Irritable Bowel Syndrome🎥
Irritable Bowel Syndrome
Introduction
Irritable Bowel Syndrome (IBS) is a functional gastrointestinal disorder characterised by chronic abdominal pain or discomfort, bloating, and altered bowel habits (diarrhoea, constipation, or both), without any identifiable structural or biochemical abnormality. Symptoms are due to abnormal motility, visceral hypersensitivity, and gut–brain axis dysfunction.
Peak Incidence
- Most common between 20 and 40 years of age.
- More prevalent in women.
Symptoms
- Diarrhoea or constipation (or alternating between the two)
- Abdominal pain, often relieved by defecation
- Bloating – especially common in women
- Symptoms worsen after eating
- Symptoms improve after opening the bowels
Signs
- Altered stool passage – straining, urgency, or incomplete evacuation
- Abdominal bloating, distension, tension, or hardness
- Mucus in stool
- No alarm features or systemic signs
Diagnosis
IBS is a clinical diagnosis based on NICE guidance, typically made when symptoms have been present for at least 6 months.
Key diagnostic features (ABC):
- Abdominal pain or discomfort
- Bloating
- Change in bowel habit
A positive diagnosis can be made if:
- Abdominal pain is relieved by defecation, or
- Pain is associated with a change in bowel frequency or stool form
Investigations to Exclude Other Conditions
IBS is a diagnosis of exclusion.

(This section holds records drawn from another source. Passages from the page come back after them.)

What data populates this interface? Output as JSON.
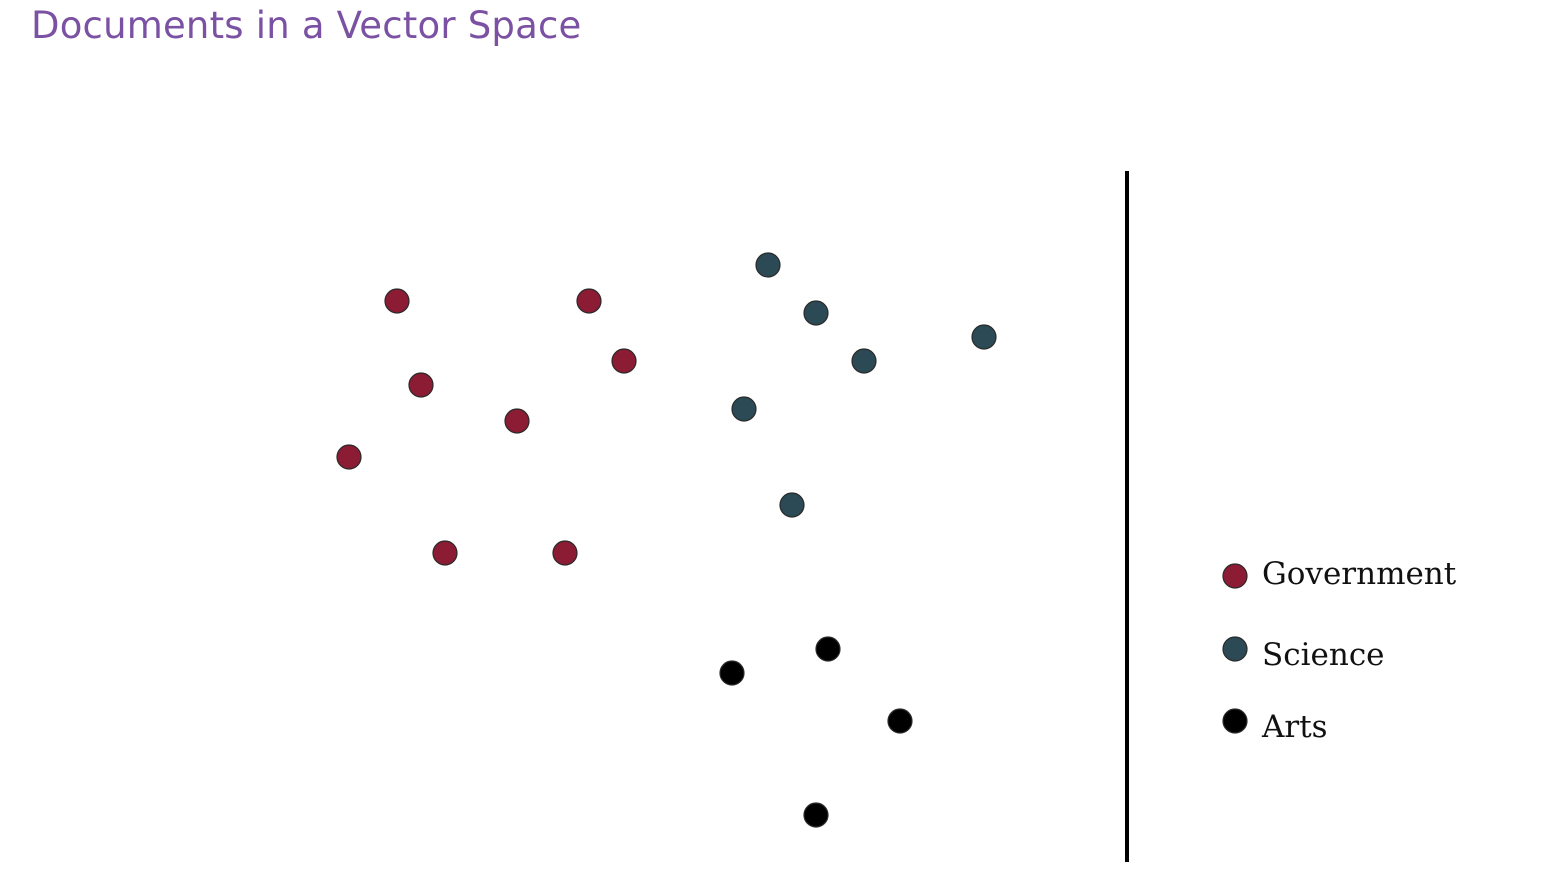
{
  "title": "Documents in a Vector Space",
  "colors": {
    "title": "#7b52a3",
    "divider": "#000000",
    "dot_outline": "#2a2a2a"
  },
  "legend": {
    "placement": "right",
    "items": [
      {
        "label": "Government",
        "color": "#8c1b34",
        "icon": "filled-circle"
      },
      {
        "label": "Science",
        "color": "#2c4a55",
        "icon": "filled-circle"
      },
      {
        "label": "Arts",
        "color": "#000000",
        "icon": "filled-circle"
      }
    ]
  },
  "chart_data": {
    "type": "scatter",
    "axes_visible": false,
    "grid": false,
    "xlim": [
      300,
      1040
    ],
    "ylim": [
      0,
      660
    ],
    "legend_position": "right",
    "series": [
      {
        "name": "Government",
        "color": "#8c1b34",
        "points": [
          {
            "x": 397,
            "y": 560
          },
          {
            "x": 589,
            "y": 560
          },
          {
            "x": 624,
            "y": 500
          },
          {
            "x": 421,
            "y": 476
          },
          {
            "x": 517,
            "y": 440
          },
          {
            "x": 349,
            "y": 404
          },
          {
            "x": 445,
            "y": 308
          },
          {
            "x": 565,
            "y": 308
          }
        ]
      },
      {
        "name": "Science",
        "color": "#2c4a55",
        "points": [
          {
            "x": 768,
            "y": 596
          },
          {
            "x": 816,
            "y": 548
          },
          {
            "x": 864,
            "y": 500
          },
          {
            "x": 984,
            "y": 524
          },
          {
            "x": 744,
            "y": 452
          },
          {
            "x": 792,
            "y": 356
          }
        ]
      },
      {
        "name": "Arts",
        "color": "#000000",
        "points": [
          {
            "x": 828,
            "y": 212
          },
          {
            "x": 732,
            "y": 188
          },
          {
            "x": 900,
            "y": 140
          },
          {
            "x": 816,
            "y": 46
          }
        ]
      }
    ]
  }
}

The following tests are recommended to rule out other causes:
- FBC, ESR, CRP – To rule out inflammatory or anaemic causes
- Coeliac screen – Tissue transglutaminase (anti-TTG) antibodies and total IgA
- CA125 – In women with symptoms suggestive of ovarian cancer
- Faecal calprotectin – To exclude inflammatory bowel disease (IBD)
- FIT (Faecal Immunochemical Test) – In adults over 60 with change in bowel habit to rule out bowel cancer
Red flag features – consider alternative diagnoses if present:
- Unintentional weight loss
- Rectal bleeding
- New onset symptoms in patients aged 60 years or older
- Family history of bowel or ovarian cancer
Complications
- Haemorrhoids – Due to chronic constipation and straining
- Anxiety and depression – Often co-exist with or exacerbated by IBS
- Impaired quality of life
- Adverse medication effects
- Social withdrawal – Due to unpredictable bowel symptoms
Management
Lifestyle and Dietary Measures
- Maintain adequate hydration
- Eat regular small meals
- Limit caffeine (≤3 cups/day) and alcohol
- Reduce processed foods and high-fat meals
- Trial of a low FODMAP diet (under dietetic supervision)
First-Line Medications
- Loperamide – For diarrhoea
- Laxatives – For constipation (avoid lactulose, which worsens bloating)
- Antispasmodics – For pain relief (e.g. hyoscine butylbromide, mebeverine)
Second-Line Treatment
- Low-dose tricyclic antidepressants (TCAs)
- e.g. Amitriptyline 5–10 mg at night
Third-Line Treatment
-
Selective serotonin reuptake inhibitors (SSRIs) – If TCAs are ineffective
-
Psychological therapies
- Cognitive behavioural therapy (CBT)
- Hypnotherapy
- Psychotherapy for refractory cases
FAQ from our users
What are the important differentials to exclude in IBS?
- cancers – bowel, ovarian, pancreatic
- IBD
- coeliac disease
Common pitfalls in a clinical setting
Common pitfalls in a clinical setting
- IBS should be suspected if a patient has abdominal pain, bloating, and/or a change in bowel habits for at least 6 months.
- As IBS is a functional disorder, many patients experience stigma in healthcare settings. It is important to acknowledge the significant impact IBS can have on a patient’s life.
- Consider ovarian cancer in older female patients who present with new-onset IBS-like symptoms, particularly bloating.
- IBS symptoms can vary from patient to patient. Some may primarily experience constipation, others diarrhoea, and some a mixed pattern.
- Avoid recommending acupuncture or reflexology, as NICE does not support their efficacy in IBS treatment.